Join Gregor Sked and Shelley Read discuss how trusts both demonstrate quality advice and help get the right money into the right hands at the right time.
Hello – and welcome to our podcast. My name is Gregor Sked – and in this session I’m joined by Shelley Read. Today we’re going to be looking at trusts and, really, why you should be considering putting your client’s protection policies into trust, what does this mean for them and what are the advantages to you and your business?
So, according to Swiss Re’s 2021 Term and Health Watch report, looking at activity in 2020, we saw the number of Level Term Policies written into trust increase to 14%– which was up from 11% the previous year, and the number of Level Term Policies with Critical Illness Cover again being written into trust increase to 16% - so, up from 12%.
Now, Shelley, this is obviously great news to hear that more protection policies are being written into trust, so hopefully this is a strong indicator that advisers are feeling more confident about bringing trusts into their protection conversations.
But for advisers who may be unsure about how to talk trusts with clients, what would you say are the main reasons that advisers might want to consider bringing trusts into their sales process?
So, it’s definitely great news that we’re seeing more policies written into trust but there is still so much more room to grow the trust conversation.
But to address your question Gregor, I think we need to talk about why trusts should be a key thing to talk to clients about, and to do that we need to know why a client would benefit from a trust being used.

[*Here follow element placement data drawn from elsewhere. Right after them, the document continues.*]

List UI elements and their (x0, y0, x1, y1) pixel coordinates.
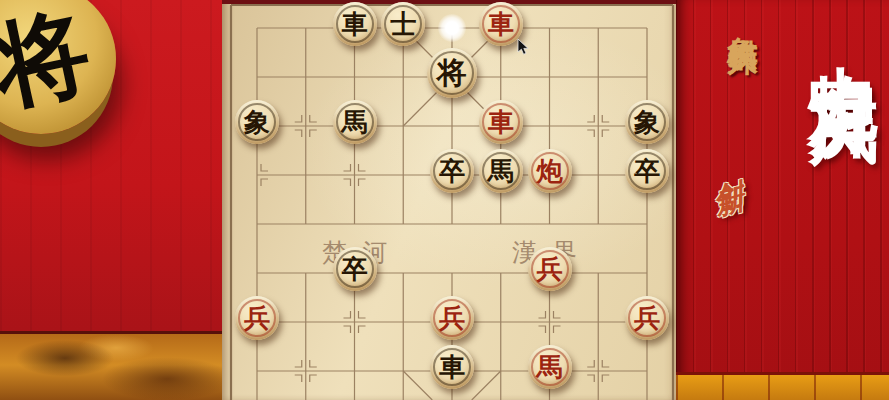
piece-black-elephant[interactable]: 象 (625, 100, 669, 144)
piece-black-chariot[interactable]: 車 (333, 2, 377, 46)
panel-brick-footer (676, 372, 889, 400)
piece-black-general[interactable]: 将 (427, 48, 477, 98)
piece-red-soldier[interactable]: 兵 (235, 296, 279, 340)
piece-red-chariot[interactable]: 車 (479, 100, 523, 144)
decor-general-char: 将 (0, 2, 98, 116)
piece-black-elephant[interactable]: 象 (235, 100, 279, 144)
main-title-vertical: 中炮对屏风 (764, 10, 880, 55)
piece-red-cannon[interactable]: 炮 (528, 149, 572, 193)
piece-red-soldier[interactable]: 兵 (625, 296, 669, 340)
piece-black-chariot[interactable]: 車 (430, 345, 474, 389)
subtitle-xiangqi-master: 象棋大师 (722, 12, 764, 24)
piece-black-horse[interactable]: 馬 (479, 149, 523, 193)
piece-black-advisor[interactable]: 士 (381, 2, 425, 46)
piece-black-soldier[interactable]: 卒 (430, 149, 474, 193)
title-panel (676, 0, 889, 400)
promo-banner: 将 楚河 漢界 車士車将象馬車象卒馬炮卒卒兵兵兵兵車馬 ✦ 象棋大师 创新 中炮… (0, 0, 889, 400)
piece-black-horse[interactable]: 馬 (333, 100, 377, 144)
piece-black-soldier[interactable]: 卒 (333, 247, 377, 291)
piece-red-chariot[interactable]: 車 (479, 2, 523, 46)
piece-red-horse[interactable]: 馬 (528, 345, 572, 389)
piece-black-soldier[interactable]: 卒 (625, 149, 669, 193)
gold-carved-band (0, 331, 232, 400)
piece-red-soldier[interactable]: 兵 (528, 247, 572, 291)
piece-red-soldier[interactable]: 兵 (430, 296, 474, 340)
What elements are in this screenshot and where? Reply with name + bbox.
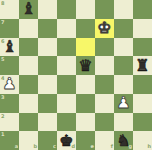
square-h7[interactable] [133,19,152,38]
black-queen-e5[interactable]: ♛ [78,57,92,73]
square-g1[interactable]: g♞ [114,131,133,150]
square-c5[interactable] [38,56,57,75]
square-b5[interactable] [19,56,38,75]
coord-rank-1: 1 [1,132,4,137]
square-e3[interactable] [76,94,95,113]
square-c8[interactable] [38,0,57,19]
square-d7[interactable] [57,19,76,38]
square-g6[interactable] [114,38,133,57]
coord-rank-2: 2 [1,114,4,119]
square-c2[interactable] [38,113,57,132]
square-h8[interactable] [133,0,152,19]
square-c6[interactable] [38,38,57,57]
white-pawn-g3[interactable]: ♟ [116,95,130,111]
square-f6[interactable] [95,38,114,57]
black-rook-h5[interactable]: ♜ [135,57,149,73]
square-e6[interactable] [76,38,95,57]
square-b6[interactable] [19,38,38,57]
coord-file-c: c [53,144,56,149]
square-d8[interactable] [57,0,76,19]
coord-rank-8: 8 [1,1,4,6]
square-b8[interactable]: ♝ [19,0,38,19]
square-a3[interactable]: 3 [0,94,19,113]
square-h5[interactable]: ♜ [133,56,152,75]
square-b1[interactable]: b [19,131,38,150]
coord-file-f: f [111,144,113,149]
square-h4[interactable] [133,75,152,94]
square-c1[interactable]: c [38,131,57,150]
coord-rank-3: 3 [1,95,4,100]
square-h3[interactable] [133,94,152,113]
square-g5[interactable] [114,56,133,75]
square-d3[interactable] [57,94,76,113]
white-pawn-a4[interactable]: ♟ [2,76,16,92]
black-bishop-a6[interactable]: ♝ [2,38,16,54]
square-a2[interactable]: 2 [0,113,19,132]
square-d5[interactable] [57,56,76,75]
square-d4[interactable] [57,75,76,94]
square-f3[interactable] [95,94,114,113]
square-a1[interactable]: 1a [0,131,19,150]
chess-board: 8♝7♚6♝5♛♜4♟3♟21abcd♚efg♞h [0,0,152,150]
square-e4[interactable] [76,75,95,94]
square-d6[interactable] [57,38,76,57]
square-f7[interactable]: ♚ [95,19,114,38]
square-h2[interactable] [133,113,152,132]
square-e5[interactable]: ♛ [76,56,95,75]
square-c7[interactable] [38,19,57,38]
black-knight-g1[interactable]: ♞ [116,132,130,148]
square-e8[interactable] [76,0,95,19]
square-c4[interactable] [38,75,57,94]
square-b4[interactable] [19,75,38,94]
square-a5[interactable]: 5 [0,56,19,75]
square-a6[interactable]: 6♝ [0,38,19,57]
coord-rank-5: 5 [1,57,4,62]
coord-file-h: h [147,144,151,149]
square-g7[interactable] [114,19,133,38]
square-e7[interactable] [76,19,95,38]
square-g8[interactable] [114,0,133,19]
square-f1[interactable]: f [95,131,114,150]
coord-file-a: a [15,144,18,149]
square-g4[interactable] [114,75,133,94]
black-king-d1[interactable]: ♚ [59,132,73,148]
square-h6[interactable] [133,38,152,57]
square-d2[interactable] [57,113,76,132]
black-bishop-b8[interactable]: ♝ [21,1,35,17]
coord-file-b: b [33,144,37,149]
square-e1[interactable]: e [76,131,95,150]
white-king-f7[interactable]: ♚ [97,20,111,36]
square-f8[interactable] [95,0,114,19]
square-b7[interactable] [19,19,38,38]
square-e2[interactable] [76,113,95,132]
square-g3[interactable]: ♟ [114,94,133,113]
square-c3[interactable] [38,94,57,113]
square-f2[interactable] [95,113,114,132]
coord-file-e: e [91,144,94,149]
square-a4[interactable]: 4♟ [0,75,19,94]
square-f4[interactable] [95,75,114,94]
square-f5[interactable] [95,56,114,75]
square-b3[interactable] [19,94,38,113]
square-h1[interactable]: h [133,131,152,150]
square-a7[interactable]: 7 [0,19,19,38]
coord-rank-7: 7 [1,20,4,25]
square-d1[interactable]: d♚ [57,131,76,150]
square-g2[interactable] [114,113,133,132]
square-a8[interactable]: 8 [0,0,19,19]
square-b2[interactable] [19,113,38,132]
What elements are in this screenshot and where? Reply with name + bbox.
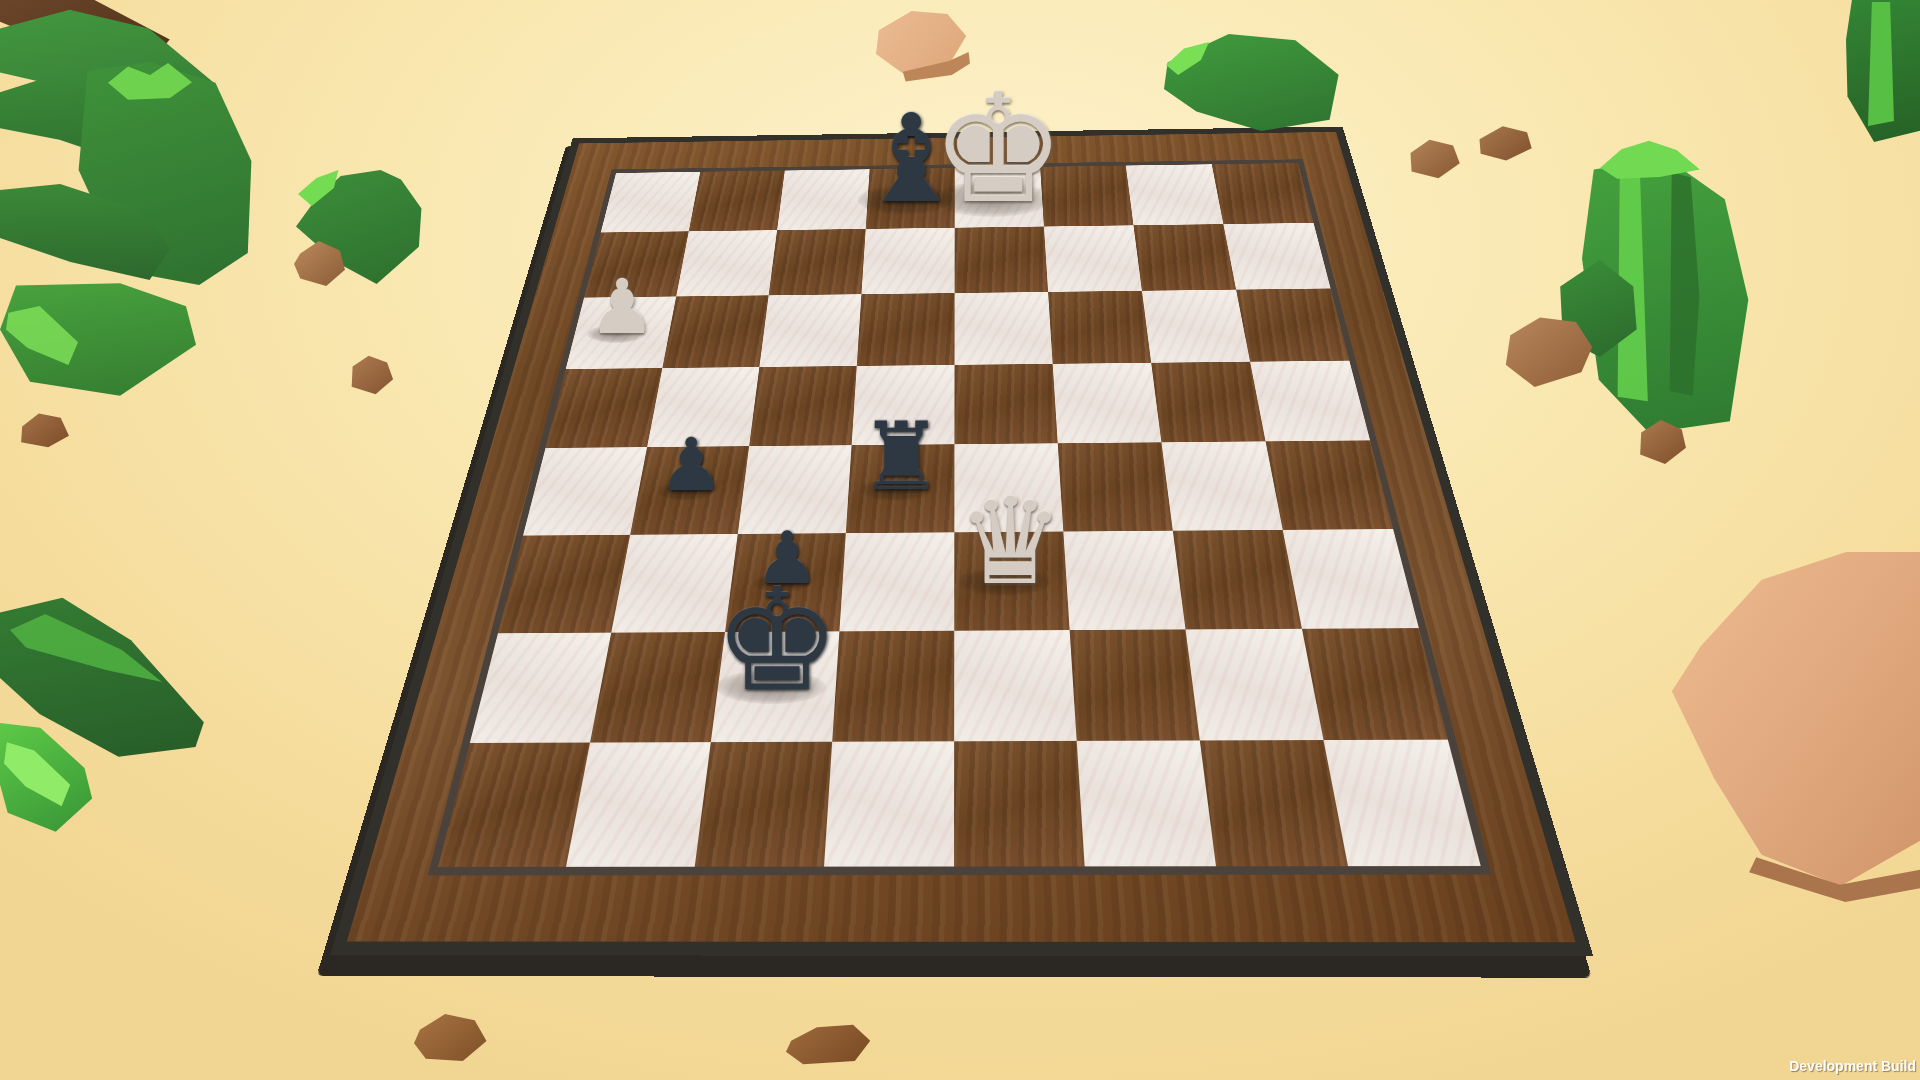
development-build-watermark: Development Build	[1789, 1058, 1916, 1074]
game-viewport: ♝♚♟♟♜♟♛♚ Development Build	[0, 0, 1920, 1080]
square-d3[interactable]	[839, 532, 954, 631]
square-f6[interactable]	[1048, 291, 1151, 364]
rock	[348, 354, 394, 396]
square-c1[interactable]	[695, 742, 832, 867]
piece-black-pawn-b4[interactable]: ♟	[658, 429, 723, 502]
square-g3[interactable]	[1173, 530, 1302, 630]
square-e1[interactable]	[954, 741, 1085, 867]
square-e2[interactable]	[954, 630, 1077, 741]
square-f1[interactable]	[1077, 740, 1216, 866]
square-h6[interactable]	[1236, 288, 1349, 361]
square-h5[interactable]	[1250, 361, 1370, 442]
square-d2[interactable]	[832, 631, 954, 742]
square-g2[interactable]	[1186, 629, 1324, 741]
rock	[786, 1024, 872, 1066]
square-e6[interactable]	[955, 292, 1053, 365]
square-a1[interactable]	[438, 743, 590, 867]
square-g7[interactable]	[1133, 224, 1236, 291]
square-d1[interactable]	[824, 741, 954, 866]
square-c6[interactable]	[759, 294, 861, 367]
square-f2[interactable]	[1070, 629, 1200, 740]
square-e7[interactable]	[955, 227, 1048, 294]
square-b6[interactable]	[662, 295, 768, 368]
piece-white-pawn-a6[interactable]: ♟	[589, 271, 656, 345]
square-h7[interactable]	[1223, 223, 1330, 290]
square-g5[interactable]	[1151, 362, 1265, 443]
square-e5[interactable]	[954, 364, 1057, 444]
rock	[414, 1012, 488, 1064]
square-g1[interactable]	[1200, 740, 1348, 866]
square-b1[interactable]	[566, 742, 711, 867]
square-d6[interactable]	[857, 293, 955, 366]
square-g8[interactable]	[1126, 164, 1224, 225]
square-a2[interactable]	[470, 633, 611, 743]
square-h8[interactable]	[1212, 163, 1314, 224]
cactus-ridge	[1868, 2, 1894, 126]
square-a8[interactable]	[601, 172, 701, 233]
square-f4[interactable]	[1058, 442, 1173, 531]
square-f3[interactable]	[1063, 531, 1185, 630]
square-b7[interactable]	[676, 230, 777, 296]
piece-white-queen-e3[interactable]: ♛	[957, 482, 1064, 602]
piece-white-king-e8[interactable]: ♚	[931, 74, 1065, 224]
rock	[1476, 124, 1534, 162]
piece-black-rook-d4[interactable]: ♜	[859, 410, 943, 504]
square-a5[interactable]	[545, 368, 662, 448]
square-h2[interactable]	[1302, 628, 1448, 740]
square-c7[interactable]	[769, 229, 866, 295]
square-h3[interactable]	[1283, 529, 1419, 629]
square-a3[interactable]	[498, 535, 630, 633]
square-g4[interactable]	[1161, 441, 1282, 530]
square-h1[interactable]	[1324, 740, 1481, 867]
square-b8[interactable]	[689, 171, 785, 232]
square-d7[interactable]	[861, 228, 954, 294]
square-b2[interactable]	[590, 632, 725, 743]
rock	[1406, 138, 1462, 180]
flat-rock-slab	[1656, 552, 1920, 900]
square-f5[interactable]	[1053, 363, 1162, 444]
square-h4[interactable]	[1266, 440, 1394, 529]
square-a4[interactable]	[523, 447, 647, 535]
piece-black-king-c2[interactable]: ♚	[714, 570, 840, 711]
square-g6[interactable]	[1142, 290, 1250, 363]
square-c5[interactable]	[749, 366, 857, 446]
rock	[18, 412, 70, 448]
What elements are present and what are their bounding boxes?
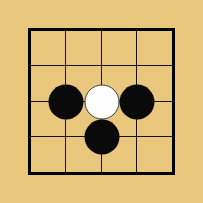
go-diagram <box>0 0 203 203</box>
stones-layer <box>31 31 172 172</box>
black-stone[interactable] <box>84 119 119 154</box>
go-board[interactable] <box>28 28 175 175</box>
black-stone[interactable] <box>119 84 154 119</box>
black-stone[interactable] <box>49 84 84 119</box>
white-stone[interactable] <box>84 84 119 119</box>
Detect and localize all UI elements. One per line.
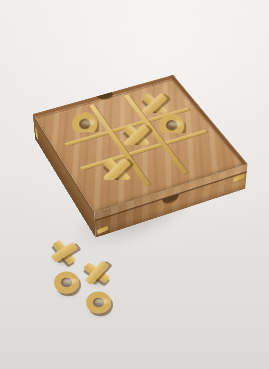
o-shape [159,114,185,138]
o-shape [54,272,79,294]
tic-tac-toe-board [63,93,212,188]
piece-x[interactable] [82,259,115,285]
piece-o[interactable] [86,292,116,314]
piece-x[interactable] [103,157,131,183]
loose-piece-slot[interactable] [82,257,115,290]
x-shape [82,259,111,285]
piece-o[interactable] [72,112,98,136]
piece-x[interactable] [123,124,150,149]
game-box [35,99,245,238]
piece-o[interactable] [54,272,84,294]
x-shape [123,124,150,149]
piece-o[interactable] [159,114,185,138]
product-photo-scene [0,0,269,369]
loose-piece-slot[interactable] [54,270,84,300]
back-thumb-notch [96,92,115,101]
o-shape [86,292,111,314]
brass-joint-left [97,225,109,234]
x-shape [50,238,79,265]
loose-piece-slot[interactable] [86,290,116,320]
perspective-space [58,84,216,242]
loose-piece-slot[interactable] [49,237,83,271]
piece-x[interactable] [142,92,168,116]
brass-joint-side [35,127,37,140]
x-shape [142,92,168,116]
piece-x[interactable] [50,238,83,265]
o-shape [72,112,98,136]
x-shape [103,157,131,183]
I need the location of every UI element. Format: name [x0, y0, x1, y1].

And one of my favourite lines in our industry is right money, right hands, right time. It’s a phrase that the industry has used for the last 20 or so years but it really does nail the reasons that a trust can help a client.
So, right money – what we’re talking about here is writing a policy in trust, and when a claim sadly has to be made, the money paid out is outside of the deceased person’s estate therefore mitigating the IHT liability.
Right hands – because beneficiaries can be nominated to receive the money from the trust, it means the proceeds will go to the right people.
And, finally, right time, so, when a claim needs to be made on a protection policy that’s written under trust, there’s no need to have a Grant of Probate (or a Certificate of Confirmation if you’re in Scotland) which, we know, can be a lengthy process to go through.
So, definitely clear advantages there for why clients would consider, and really should consider using trusts. But for advisers listening today whom writing policies in trust doesn’t form part of their normal sales process, what are some of the benefits to their business?
I think first and foremost talking about trusts demonstrates higher quality advice. For advisers who do talk about trusts, I think this puts the advice they give head and shoulders above the majority of the market. They’re demonstrating holistic, robust financial advice which means should the worst happen clients and their families receive the best possible outcome.
And, naturally if we’re looking at building trusts into a protection conversation we might see the result being an ever so slightly longer process. Do you think there's risks to the client’s engagement throughout the process?
There’s no doubt talking to clients about putting their protection policies in trust will necessitate a little longer meeting, but perhaps that’s not a bad thing? We feel this fundamental discussion not only puts your advice ahead but will also aid better client engagement. Trust advice will educate, inform and make the client aware of the many advantages they just wouldn’t have, in the main, known about. I’m confident this will result in better client engagement, professional respect and help develop a long-term client relationship.
Of course, trusts can also create new client opportunities too. So, when we’re placing policies in trust, we’re going to tend to need three key groups of people. We need the settlor (or the donor as they’re sometimes referred to as). This is the person (or maybe people) who are setting up the trust, and we need the trustees as well (or maybe just trustee), so the people responsible for looking after assets that are going in the trust. And of course we need to know who the beneficiaries are, so who is going to benefit from the assets held within the trust? So really, we’re going to be dealing with a few different people along the way, why not look to the clients trustees or even their beneficiaries as potential clients in the future?
Chances are, if a client has maybe given you the name of two or three trustees, they’ll have spoken to them about being a trustee which might get them thinking about their own situation – do they have protection now? Was a discussion about the importance of trusts ever had? You never know it might be a fantastic door opener.
Absolutely! And another extended benefit of the client being more engaged is that the chance of the policy staying in force for the duration of the term increases. Broadly speaking policies in trust have a much higher persistency rate than those not in trust. This may be due to the client having a much better understanding of the importance of their policies maybe, and the involvement of their chosen trustees further endorses this principal part of their family’s protection plans.
Thank you Shelley. I think there’s some powerful reasons there why trusts shouldn’t be overlooked within the protection conversation. And hopefully that’s got you thinking about where trusts could fit into your sales process too.
So, that’s it for this week – thanks for tuning in!